Setelah skandal korupsi besar di Malaysia dan Brazil, Indonesia baru saja menyaksikan salah satu daerahnya kehilangan lebih dari 90% anggota Dewan Perwakilan Rakyat Daerah-nya akibat kasus gratifikasi.

Melihat kembali pada sejarah, korupsi adalah bagian yang tidak dapat terelakkan dari sifat manusia. Apa yang bisa kita lakukan untuk meminimalkan kerugiannya?

MITOS KUNO TENTANG KORUPSI

Kamus Oxford mendefinisikan korupsi sebagai “perbuatan tidak jujur atau bersifat menipu oleh mereka yang memiliki kuasa, biasanya melibatkan penyuapan.”

Korupsi berasal dari sebuat kata dalam Bahasa Latin: corruptus. Kata untuk bentuk lampaunya corrumpere, yang berarti “merusak, suap, menghancurkan.”

Praktik korupsi setua sejarah manusia itu sendiri. Dinasti pertama Mesir (3.100-2.700 SM), adalah pemerintahan paling awal yang tersedia dokumennya yang mencatat korupsi dalam peradilannya.

Praktik korupsi juga telah ada sejak zaman Cina Kuno. Mitologi Cina percaya bahwa setiap rumah tangga memiliki seorang Dewa Dapur yang mengawasi perilaku dari setiap anggotanya. Seminggu sebelum Tahun Baru Cina, Dewa Dapur akan naik ke surga untuk memberikan laporan tahunannya pada Kaisar Giok, Sang Penguasa Surga.

Kaisar Giok kemudian menghadiahi atau memberi hukuman pada tiap keluarga berdasarkan laporan Dewa Dapur. Sebelum Dewa Dapur memulai perjalanannya menuju surga, banyak rumah tangga yang melumuri mulut Dewa Dapur dengan kue dari gula dan madu sebagai usaha untuk menutup mulutnya dan menyuapnya untuk memberikan laporan yang baik pada Kaisar Giok.

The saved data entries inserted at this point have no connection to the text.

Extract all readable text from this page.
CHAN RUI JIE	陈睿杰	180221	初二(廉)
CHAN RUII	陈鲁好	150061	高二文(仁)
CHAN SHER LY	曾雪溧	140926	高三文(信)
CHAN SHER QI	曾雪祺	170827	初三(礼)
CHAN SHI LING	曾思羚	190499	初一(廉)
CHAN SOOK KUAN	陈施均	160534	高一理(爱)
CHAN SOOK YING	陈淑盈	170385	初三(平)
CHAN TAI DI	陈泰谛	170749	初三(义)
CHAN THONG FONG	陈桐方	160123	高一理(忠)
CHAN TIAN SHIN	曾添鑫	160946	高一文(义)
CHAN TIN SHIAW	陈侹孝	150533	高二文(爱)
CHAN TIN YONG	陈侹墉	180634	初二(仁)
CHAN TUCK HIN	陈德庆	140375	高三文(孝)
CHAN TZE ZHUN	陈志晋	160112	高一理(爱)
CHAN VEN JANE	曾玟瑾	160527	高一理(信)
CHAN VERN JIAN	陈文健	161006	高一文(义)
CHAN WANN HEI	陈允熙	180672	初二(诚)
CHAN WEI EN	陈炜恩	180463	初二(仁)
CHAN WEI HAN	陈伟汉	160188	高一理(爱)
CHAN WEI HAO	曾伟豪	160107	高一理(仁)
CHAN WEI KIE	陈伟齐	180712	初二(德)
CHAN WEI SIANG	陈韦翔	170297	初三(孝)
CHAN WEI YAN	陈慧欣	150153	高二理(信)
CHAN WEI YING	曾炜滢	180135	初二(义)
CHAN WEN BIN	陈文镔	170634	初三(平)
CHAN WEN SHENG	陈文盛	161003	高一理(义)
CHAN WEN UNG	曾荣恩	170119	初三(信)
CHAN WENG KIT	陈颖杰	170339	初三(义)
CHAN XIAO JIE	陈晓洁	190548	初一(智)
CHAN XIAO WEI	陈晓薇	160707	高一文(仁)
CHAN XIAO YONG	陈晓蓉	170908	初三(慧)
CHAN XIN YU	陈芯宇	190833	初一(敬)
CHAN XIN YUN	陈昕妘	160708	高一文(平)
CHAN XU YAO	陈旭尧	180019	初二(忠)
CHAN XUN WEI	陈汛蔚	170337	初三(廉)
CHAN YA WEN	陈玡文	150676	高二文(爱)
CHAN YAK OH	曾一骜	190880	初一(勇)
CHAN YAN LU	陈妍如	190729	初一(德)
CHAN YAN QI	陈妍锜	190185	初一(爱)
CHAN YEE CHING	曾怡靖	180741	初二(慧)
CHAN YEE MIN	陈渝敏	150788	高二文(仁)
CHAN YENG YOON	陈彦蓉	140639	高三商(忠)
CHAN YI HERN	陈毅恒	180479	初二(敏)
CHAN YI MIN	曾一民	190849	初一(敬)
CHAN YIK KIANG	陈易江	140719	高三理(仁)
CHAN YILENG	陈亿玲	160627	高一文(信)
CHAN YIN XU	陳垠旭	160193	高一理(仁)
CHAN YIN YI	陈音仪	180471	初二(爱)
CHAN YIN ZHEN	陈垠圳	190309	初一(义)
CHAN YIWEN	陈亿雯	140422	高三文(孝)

Dalam nada yang sama, sejarawan Yunani Herodotus mencatat Keluarga Alcmaeonid menyuap pendeta perempuan Oracle Delphi, salah satu penguasa mistis di Yunani Kuno. Mundur ke belakang hingga 1.400 SM, orang-orang di seluruh Yunani dan sekitarnya datang untuk menanyakan masalahnya pada Pythia, Pendeta Agung Apollo.

Keluarga Alcmaeonid yang kaya raya menawarkan untuk membangun kembali Kuil Apollo yang hancur akibat gempa bumi dengan sangat loyal menggunakan “marmer Parian”. Sebagai imbalannya, Pythia meyakinkan negara bangsa Sparta untuk membantu keluarga tersebut menaklukkan dan menguasai Athena. Karena hal tersebut berhasil, Aristoteles bahkan mencatat bahwa para Dewa pun bisa disuap!

KORUPSI DI PENJURU DUNIA

Dengan berkembangnya ekonomi global secara signifikan selama abad ke-20, tingkat korupsi pun turut naik. Sayangnya, sangat sulit untuk mengestimasi besar dan luasnya korupsi secara global karena baik penyuap maupun penerima suap memiliki kepentingan pribadi untuk memastikan bahwa kegiatan ini tetap rahasia dan diam-diam.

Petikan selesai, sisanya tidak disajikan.